Una manifestazione unitaria in difesa dell’ospedale di Albenga di alcuni anni fa

Tempi bui per il glorioso ospedale di Albenga, costato miliardi per fare un favore a chi ? Si fanno nomi e cognomi, si parla dell’allora presidente della Regione che non ha saputo resistere alle lusinghe o pressioni ingaune. Di politici e di affaristi, di fratellanza massonica tra i camici bianchi. Del resto non si può parlare di reati e connivenze malavitose di colletti bianchi visto che non c’è mai stato un imputato per la realizzazione del complesso ospedaliero. Tanti strascichi, nella giustizia civile per via di debiti e crediti di chi l’ha costruito, piccoli artigiani con il cappio al collo. Nulla di più in tema di presunte tangenti e corruttele. Si chiacchierava persino di un medico che non avrebbe mai conseguito la laurea.

Ma non è il passato, le recriminazioni che può interessare i cittadini e l’opinione pubblica più di tanto. I malati, i parenti. Chi telefona a trucioli.it, ha già informato altri organi di stampa. Lo fa per riferire che il nuovo ospedale è ormai una cattedrale vuota. In attesa che arrivi per settembre e riapra l’ortopedia privata di Monza, chiusa con la messa alla porta di Omnia Medica: ricorsi, contro ricorsi, cause, spese legali. Un’inchiesta giudiziaria che ha in buona parte  escluso le prime pesanti imputazioni ai responsabili di Omnia Medica di Savona, a medici, funzionari Asl, politici amministratori regionali. Resta il reparto di Medicina, operativo per quanto è possibile. Ha smobilitato di fatto cardiologia, gli ultimi pazienti sono stati dirottati al Santa Corona in un reparto già sotto pressione, con camici bianchi che hanno una montagna di ferie da recuperare. Resta il mini pronto soccorso. Un ospedale che si è gradualmente svuotato, con generale carenza di personale, con medici che lasciano e vengono trasferiti. Le polemiche non mancano e le divisioni pure, nella stesa Lega Nord che vede paladina l’ex sindaco Rosy Guarnieri oggi obiettivamente indebolita dagli uomini vicini al Santa Corona.

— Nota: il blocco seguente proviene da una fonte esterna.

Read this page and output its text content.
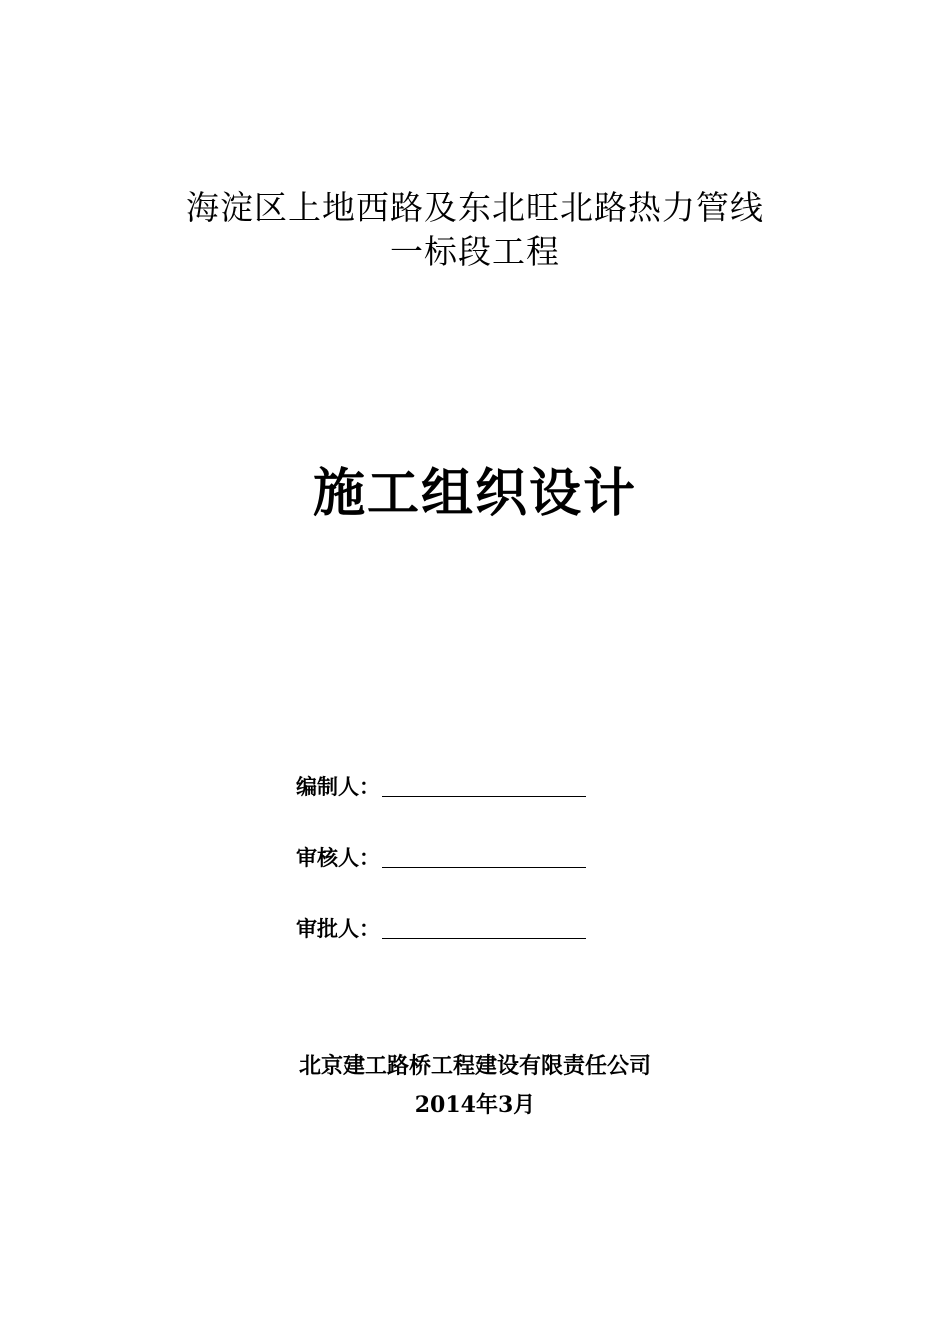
海淀区上地西路及东北旺北路热力管线
一标段工程
施工组织设计
编制人：
审核人：
审批人：
北京建工路桥工程建设有限责任公司
2014年3月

La Regione ed il governo di centro destra continuano ad assicurare i cittadini: Albenga avrà un ospedale pienamente funzionante ed in totale sinergia con il Santa Corona. I fatti raccontano, descrivono un altro film. O forse l’autunno porterà consigli e l’ospedale tornerà a brillare in funzionalità e far sognare. Peccato che  l’ironia mal si sposi con il diritto alla salute e con i soldi spesi per un ospedale che corre al 10 per cento della sua potenzialità.